Friday, April 11, 2008

The Vertical Advantage...Know What I Mean?

Over the past few months I’ve had a chance to work in the local media planning trenches. It’s been a real eye-opener to business models in the local landscape and one of the benefits has been exposure to the “feet on the street” and the role they play throughout the media planning and buying experience.

Working as an agent allows you to delve deeply into a business sector while representing the company’s media spend. In booking across various business verticals within a multitude of directories/engines, there have been some highlights (as well as bleaker realizations).

Here are just a few…

  • There is a major variance in sales service across the publishers. This includes differences in self-procurement, sales contact and follow-up techniques.
  • User experiences across the landscape leave much to be desired. Some sites with the most visually appealing content suffer from poor navigation, glaring typos, horrible grammar or confusing messages.
  • As new players gun for share in a difficult marketplace, the challenge remains one of positioning the property as a viable advertising platform while generating users to sustain client bases. Marketing budgets only stretch so far, making the right decision on budget allocations is essential to survive.
  • Vertical directories, by the nature of their focused content, have great potential to succeed.

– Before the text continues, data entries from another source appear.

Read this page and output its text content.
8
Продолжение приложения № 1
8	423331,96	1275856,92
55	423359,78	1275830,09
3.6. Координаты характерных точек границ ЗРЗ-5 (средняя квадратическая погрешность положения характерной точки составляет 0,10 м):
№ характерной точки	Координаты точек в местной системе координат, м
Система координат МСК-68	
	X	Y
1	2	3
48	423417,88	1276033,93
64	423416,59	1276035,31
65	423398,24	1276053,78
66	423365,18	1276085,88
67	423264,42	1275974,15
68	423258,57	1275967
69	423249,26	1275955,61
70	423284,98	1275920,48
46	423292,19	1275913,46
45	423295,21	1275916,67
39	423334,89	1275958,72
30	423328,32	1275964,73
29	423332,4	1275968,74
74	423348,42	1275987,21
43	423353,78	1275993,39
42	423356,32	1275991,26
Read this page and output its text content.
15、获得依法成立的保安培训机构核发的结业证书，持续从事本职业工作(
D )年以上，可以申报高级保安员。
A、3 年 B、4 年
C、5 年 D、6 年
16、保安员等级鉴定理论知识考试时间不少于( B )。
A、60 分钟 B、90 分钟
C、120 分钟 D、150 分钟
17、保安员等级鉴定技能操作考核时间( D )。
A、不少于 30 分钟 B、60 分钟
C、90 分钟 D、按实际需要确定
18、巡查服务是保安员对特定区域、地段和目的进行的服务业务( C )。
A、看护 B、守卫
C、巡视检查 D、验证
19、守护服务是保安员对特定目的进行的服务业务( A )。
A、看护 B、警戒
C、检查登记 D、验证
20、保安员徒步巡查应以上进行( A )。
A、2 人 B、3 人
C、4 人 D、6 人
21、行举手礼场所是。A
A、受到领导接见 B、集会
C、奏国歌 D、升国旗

Focusing on the last point, vertical directories have an advantage over broader based directories in that they have extremely focused operations. They tend to have been founded by industry members. These members bring a wealth of talent to the table. A deep understanding of a vertical is key to targeting advertisers through personal contacts and industry event networking. From a selling perspective, the ability to speak the same language as your buyer is priceless.

Industry language goes deeper than just lingo like skids, plates or seats. Each sector has its own business owner profile. Profile variances run anywhere from attire and level of professionalism to hard factors like seasonality and peek business day hours.

In the buying seat, being approached by someone close to the industry goes many miles beyond a homogeneous sales representative. They come at the right time, say the right things and most importantly have customized products that simply make sense to the business owner. One of my favourite added features is the business-to-business angle.

Splitting into verticals may not be feasible under all circumstances but for publishers that have a sustainable mass directory working the front lines (granted, not everyone has that luxury), there is time to develop deep content with industry specific customized features. The challenge is in bottling the winning model vertically while not making the mistake of hastily cutting and pasting across various sectors and renaming – that would just be silly.